Continuity Dates and Discovery Period Do Not Expand Coverage for Claim Made Before the Policy Period
The United States District Court for the Eastern District of Louisiana has held that neither continuity dates nor the discovery period of a claims-made policy altered the conclusion that a lawsuit was not covered because the claim was first made prior to the policy period. XL Spec. Ins. Co. v. Bollinger Shipyards, Inc., 2014 WL 994665 (E.D. La. Mar. 13, 2014).
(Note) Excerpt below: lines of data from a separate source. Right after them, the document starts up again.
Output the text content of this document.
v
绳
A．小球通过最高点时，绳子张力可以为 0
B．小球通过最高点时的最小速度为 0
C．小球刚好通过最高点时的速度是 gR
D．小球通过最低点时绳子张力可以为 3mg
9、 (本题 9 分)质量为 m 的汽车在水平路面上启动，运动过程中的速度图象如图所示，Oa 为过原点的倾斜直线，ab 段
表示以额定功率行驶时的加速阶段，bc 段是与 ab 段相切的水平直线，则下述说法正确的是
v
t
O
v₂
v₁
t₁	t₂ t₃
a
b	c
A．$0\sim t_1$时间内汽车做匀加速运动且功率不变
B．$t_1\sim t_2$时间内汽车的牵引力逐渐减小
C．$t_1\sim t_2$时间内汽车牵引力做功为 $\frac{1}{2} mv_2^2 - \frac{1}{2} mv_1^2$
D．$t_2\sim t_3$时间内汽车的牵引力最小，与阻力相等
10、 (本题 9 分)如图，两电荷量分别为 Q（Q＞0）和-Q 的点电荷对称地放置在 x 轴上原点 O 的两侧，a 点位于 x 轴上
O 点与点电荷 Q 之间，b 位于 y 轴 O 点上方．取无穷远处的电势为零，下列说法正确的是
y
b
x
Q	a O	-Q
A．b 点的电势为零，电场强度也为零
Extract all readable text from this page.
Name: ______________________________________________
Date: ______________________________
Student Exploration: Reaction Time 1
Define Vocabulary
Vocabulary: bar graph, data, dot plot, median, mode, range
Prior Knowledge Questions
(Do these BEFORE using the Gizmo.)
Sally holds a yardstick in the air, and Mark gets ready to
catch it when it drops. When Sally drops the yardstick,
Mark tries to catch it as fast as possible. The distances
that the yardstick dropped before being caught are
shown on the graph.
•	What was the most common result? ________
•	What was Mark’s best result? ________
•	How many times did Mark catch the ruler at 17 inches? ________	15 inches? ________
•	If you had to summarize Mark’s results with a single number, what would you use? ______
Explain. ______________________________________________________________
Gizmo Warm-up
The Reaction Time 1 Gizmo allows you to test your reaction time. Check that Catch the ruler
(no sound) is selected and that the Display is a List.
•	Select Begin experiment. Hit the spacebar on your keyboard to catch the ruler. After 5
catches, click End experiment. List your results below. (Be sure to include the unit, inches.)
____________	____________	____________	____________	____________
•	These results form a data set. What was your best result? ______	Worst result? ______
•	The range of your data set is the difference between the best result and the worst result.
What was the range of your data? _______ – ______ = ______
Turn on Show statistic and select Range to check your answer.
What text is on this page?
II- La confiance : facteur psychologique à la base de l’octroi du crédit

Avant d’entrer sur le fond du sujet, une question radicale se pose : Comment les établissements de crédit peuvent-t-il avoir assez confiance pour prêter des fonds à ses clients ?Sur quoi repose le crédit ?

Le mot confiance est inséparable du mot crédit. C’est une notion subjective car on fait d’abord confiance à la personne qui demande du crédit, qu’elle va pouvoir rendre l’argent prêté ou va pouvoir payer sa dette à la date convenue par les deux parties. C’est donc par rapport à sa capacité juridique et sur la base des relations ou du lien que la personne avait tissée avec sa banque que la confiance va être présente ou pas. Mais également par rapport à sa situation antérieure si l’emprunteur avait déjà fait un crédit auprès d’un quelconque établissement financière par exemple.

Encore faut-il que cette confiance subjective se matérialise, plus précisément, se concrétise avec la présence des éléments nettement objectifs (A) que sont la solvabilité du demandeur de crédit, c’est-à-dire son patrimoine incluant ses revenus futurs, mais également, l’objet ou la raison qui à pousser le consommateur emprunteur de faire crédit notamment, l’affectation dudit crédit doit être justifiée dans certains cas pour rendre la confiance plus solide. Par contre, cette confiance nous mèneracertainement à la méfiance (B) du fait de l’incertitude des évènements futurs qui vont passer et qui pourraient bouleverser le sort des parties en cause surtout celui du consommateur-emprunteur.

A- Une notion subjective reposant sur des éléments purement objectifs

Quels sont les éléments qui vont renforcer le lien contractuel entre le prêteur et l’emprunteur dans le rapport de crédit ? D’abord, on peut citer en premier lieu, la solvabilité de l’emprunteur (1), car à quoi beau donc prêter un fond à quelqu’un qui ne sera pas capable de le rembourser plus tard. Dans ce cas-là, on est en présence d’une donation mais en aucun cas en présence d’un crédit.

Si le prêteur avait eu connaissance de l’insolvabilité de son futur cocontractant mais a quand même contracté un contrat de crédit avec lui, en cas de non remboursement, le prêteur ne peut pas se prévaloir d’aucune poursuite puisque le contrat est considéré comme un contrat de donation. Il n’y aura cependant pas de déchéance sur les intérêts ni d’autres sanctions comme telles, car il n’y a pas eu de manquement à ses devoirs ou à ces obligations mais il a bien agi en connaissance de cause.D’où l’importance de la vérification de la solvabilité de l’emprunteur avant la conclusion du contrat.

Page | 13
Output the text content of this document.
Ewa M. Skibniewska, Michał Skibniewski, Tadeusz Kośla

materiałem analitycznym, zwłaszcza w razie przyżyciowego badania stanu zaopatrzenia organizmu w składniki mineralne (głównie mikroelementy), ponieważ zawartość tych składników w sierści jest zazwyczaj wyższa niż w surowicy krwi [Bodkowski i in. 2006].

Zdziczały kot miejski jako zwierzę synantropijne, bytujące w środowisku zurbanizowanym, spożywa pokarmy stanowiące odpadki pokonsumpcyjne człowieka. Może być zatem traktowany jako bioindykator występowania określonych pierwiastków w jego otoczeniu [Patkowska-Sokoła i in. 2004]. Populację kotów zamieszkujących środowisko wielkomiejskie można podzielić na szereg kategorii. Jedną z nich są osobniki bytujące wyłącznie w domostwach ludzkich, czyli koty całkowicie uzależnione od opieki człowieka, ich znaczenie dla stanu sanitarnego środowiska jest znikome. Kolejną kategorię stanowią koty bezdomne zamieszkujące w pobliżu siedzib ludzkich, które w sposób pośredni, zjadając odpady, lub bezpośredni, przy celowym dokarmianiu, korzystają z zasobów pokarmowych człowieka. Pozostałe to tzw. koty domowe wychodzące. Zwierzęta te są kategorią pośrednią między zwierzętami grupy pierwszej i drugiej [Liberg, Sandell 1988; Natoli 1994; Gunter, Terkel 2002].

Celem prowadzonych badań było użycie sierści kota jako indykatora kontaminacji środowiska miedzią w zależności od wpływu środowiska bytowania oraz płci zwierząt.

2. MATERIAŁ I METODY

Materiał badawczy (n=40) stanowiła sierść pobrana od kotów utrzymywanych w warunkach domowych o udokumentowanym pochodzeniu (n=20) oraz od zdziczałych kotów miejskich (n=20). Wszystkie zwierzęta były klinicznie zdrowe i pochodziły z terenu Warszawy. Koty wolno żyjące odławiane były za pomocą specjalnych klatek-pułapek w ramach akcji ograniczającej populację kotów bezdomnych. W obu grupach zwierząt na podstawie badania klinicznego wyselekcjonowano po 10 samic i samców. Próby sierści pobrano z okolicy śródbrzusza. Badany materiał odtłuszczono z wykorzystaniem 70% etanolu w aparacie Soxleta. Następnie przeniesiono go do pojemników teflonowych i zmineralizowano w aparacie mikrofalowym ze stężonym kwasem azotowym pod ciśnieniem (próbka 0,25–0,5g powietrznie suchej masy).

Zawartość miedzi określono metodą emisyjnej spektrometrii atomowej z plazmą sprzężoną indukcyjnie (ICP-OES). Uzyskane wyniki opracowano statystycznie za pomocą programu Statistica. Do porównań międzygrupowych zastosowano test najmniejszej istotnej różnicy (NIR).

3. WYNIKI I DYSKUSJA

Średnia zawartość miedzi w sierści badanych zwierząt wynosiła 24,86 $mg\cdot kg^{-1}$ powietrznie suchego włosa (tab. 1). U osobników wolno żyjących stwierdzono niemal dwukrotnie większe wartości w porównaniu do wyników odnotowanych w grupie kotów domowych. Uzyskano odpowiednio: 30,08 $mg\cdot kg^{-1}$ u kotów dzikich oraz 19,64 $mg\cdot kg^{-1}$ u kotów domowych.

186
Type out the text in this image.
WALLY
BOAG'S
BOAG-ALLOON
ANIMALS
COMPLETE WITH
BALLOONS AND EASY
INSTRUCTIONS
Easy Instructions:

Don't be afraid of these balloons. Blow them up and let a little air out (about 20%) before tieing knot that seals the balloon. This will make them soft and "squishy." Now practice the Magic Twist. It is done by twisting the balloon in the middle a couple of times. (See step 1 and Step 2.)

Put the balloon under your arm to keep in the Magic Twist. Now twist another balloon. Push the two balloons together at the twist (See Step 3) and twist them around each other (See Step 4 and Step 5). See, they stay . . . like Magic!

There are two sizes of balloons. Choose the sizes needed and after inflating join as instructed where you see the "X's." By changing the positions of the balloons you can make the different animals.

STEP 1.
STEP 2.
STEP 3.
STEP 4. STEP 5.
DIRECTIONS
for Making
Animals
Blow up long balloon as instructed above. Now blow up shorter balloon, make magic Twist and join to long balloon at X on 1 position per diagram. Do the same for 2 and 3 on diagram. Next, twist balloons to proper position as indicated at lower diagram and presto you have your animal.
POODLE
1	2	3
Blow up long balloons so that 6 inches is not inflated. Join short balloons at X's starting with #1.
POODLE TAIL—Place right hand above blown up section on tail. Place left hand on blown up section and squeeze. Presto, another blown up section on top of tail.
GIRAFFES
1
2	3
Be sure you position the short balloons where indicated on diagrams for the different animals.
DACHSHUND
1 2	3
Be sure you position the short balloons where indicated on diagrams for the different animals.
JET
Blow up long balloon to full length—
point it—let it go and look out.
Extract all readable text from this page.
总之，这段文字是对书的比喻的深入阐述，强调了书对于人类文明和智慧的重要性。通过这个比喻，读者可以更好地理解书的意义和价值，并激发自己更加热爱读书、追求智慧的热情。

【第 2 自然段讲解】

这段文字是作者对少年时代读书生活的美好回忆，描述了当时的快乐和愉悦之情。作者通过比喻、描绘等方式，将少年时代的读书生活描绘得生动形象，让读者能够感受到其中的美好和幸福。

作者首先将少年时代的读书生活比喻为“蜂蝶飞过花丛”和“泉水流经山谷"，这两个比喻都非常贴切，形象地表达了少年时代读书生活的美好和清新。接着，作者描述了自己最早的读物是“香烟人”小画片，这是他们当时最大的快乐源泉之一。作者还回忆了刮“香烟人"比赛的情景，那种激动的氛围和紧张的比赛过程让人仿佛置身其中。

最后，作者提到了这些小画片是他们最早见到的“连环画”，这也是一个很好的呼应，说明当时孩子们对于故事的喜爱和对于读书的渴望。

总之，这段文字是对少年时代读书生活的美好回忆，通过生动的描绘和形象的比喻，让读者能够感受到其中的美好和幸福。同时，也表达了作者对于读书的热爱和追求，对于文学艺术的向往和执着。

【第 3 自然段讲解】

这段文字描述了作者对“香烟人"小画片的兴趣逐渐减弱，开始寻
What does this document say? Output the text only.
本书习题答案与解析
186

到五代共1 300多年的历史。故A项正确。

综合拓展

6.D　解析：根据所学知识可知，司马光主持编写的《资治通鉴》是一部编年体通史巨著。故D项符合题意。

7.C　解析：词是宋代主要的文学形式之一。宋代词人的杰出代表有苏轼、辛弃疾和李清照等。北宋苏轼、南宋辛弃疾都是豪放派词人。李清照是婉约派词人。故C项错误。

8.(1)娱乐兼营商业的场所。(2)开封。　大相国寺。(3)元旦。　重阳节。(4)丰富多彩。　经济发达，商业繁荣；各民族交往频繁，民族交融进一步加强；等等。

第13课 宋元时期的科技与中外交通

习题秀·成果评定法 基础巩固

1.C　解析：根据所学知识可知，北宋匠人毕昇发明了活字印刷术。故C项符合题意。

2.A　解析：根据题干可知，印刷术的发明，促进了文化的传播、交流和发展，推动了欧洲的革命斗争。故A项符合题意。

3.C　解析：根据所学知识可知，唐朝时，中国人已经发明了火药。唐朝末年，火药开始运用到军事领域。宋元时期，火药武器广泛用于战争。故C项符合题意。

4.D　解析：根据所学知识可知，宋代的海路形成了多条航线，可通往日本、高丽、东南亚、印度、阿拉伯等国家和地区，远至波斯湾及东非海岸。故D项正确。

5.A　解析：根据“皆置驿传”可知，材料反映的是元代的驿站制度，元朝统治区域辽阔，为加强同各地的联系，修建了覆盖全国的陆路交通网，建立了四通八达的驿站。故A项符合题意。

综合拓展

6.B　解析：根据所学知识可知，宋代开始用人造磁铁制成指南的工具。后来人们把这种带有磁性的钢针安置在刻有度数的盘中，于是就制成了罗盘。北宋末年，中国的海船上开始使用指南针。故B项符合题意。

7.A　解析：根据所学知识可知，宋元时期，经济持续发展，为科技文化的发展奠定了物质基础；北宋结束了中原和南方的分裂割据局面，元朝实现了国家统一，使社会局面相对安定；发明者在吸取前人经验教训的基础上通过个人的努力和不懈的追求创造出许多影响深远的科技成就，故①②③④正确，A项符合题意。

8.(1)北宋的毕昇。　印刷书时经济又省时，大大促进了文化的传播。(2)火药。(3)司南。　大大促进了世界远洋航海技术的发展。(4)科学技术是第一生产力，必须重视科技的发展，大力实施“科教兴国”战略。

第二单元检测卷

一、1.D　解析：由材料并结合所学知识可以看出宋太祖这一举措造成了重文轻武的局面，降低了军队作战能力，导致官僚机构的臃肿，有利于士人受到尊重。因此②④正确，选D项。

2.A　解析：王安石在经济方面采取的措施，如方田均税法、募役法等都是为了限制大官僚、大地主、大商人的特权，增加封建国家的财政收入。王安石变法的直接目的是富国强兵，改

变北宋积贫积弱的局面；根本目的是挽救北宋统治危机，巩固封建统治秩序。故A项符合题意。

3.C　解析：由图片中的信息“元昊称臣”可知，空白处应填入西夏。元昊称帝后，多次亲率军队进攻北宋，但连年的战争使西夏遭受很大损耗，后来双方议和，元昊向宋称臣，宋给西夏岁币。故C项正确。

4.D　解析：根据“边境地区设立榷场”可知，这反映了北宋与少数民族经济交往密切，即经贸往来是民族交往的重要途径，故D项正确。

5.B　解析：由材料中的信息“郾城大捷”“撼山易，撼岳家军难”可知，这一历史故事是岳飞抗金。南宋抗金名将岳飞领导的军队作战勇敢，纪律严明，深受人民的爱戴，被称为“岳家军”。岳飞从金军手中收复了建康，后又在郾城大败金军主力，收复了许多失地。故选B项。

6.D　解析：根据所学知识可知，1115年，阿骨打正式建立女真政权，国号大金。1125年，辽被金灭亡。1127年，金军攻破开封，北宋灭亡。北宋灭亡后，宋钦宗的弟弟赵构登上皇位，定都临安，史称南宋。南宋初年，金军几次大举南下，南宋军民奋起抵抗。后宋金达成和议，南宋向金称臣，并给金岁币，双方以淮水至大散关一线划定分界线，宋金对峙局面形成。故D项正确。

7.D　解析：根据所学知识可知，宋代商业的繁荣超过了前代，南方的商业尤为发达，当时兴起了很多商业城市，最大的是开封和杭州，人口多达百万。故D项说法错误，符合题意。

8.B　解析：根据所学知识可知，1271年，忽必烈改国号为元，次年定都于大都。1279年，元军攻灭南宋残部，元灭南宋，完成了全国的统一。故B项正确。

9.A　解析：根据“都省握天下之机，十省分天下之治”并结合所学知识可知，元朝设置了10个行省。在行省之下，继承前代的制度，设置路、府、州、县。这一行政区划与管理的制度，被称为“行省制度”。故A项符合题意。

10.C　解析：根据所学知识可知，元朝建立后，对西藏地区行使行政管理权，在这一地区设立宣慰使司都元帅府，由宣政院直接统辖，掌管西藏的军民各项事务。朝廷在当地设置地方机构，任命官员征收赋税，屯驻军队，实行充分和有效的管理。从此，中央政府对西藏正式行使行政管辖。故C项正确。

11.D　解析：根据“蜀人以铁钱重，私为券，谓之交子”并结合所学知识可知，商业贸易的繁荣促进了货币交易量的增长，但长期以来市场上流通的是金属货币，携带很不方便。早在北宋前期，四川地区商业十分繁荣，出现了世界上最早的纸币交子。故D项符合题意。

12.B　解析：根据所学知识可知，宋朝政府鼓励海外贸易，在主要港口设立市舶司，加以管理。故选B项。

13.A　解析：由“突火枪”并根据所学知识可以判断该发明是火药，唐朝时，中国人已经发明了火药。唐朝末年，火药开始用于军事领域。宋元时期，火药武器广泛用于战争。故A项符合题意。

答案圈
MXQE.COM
In a prior summary judgment ruling, the court had held that a lawsuit against the insured was not covered under a claims-made policy because the “claim” was first made three years earlier, when the insured entered into a tolling agreement with the claimant. The insured moved for reconsideration on the basis that the court failed to consider the “continuity dates” of the policy. The insured argued that the claim should be covered because it was made “between the Continuity Dates and the end of the D&O Policy.” The court rejected this argument, noting that the policy, by its plain terms, limits coverage to claims first made during the policy period. The purpose of the continuity dates, reasoned the court, is to delimit the scope of the policy's prior and pending litigation exclusion, not to change the policy period or the policy's requirement that a claim must be first made during the policy period in order for the policy to afford coverage.
The court also determined that the policy's discovery period was irrelevant to the coverage case. First, the court noted that the period was never triggered because the insured renewed its policy year after year. Second, in any event, the discovery period operates to extend coverage after the applicable policy period, and has no application where a claim was made before the policy period.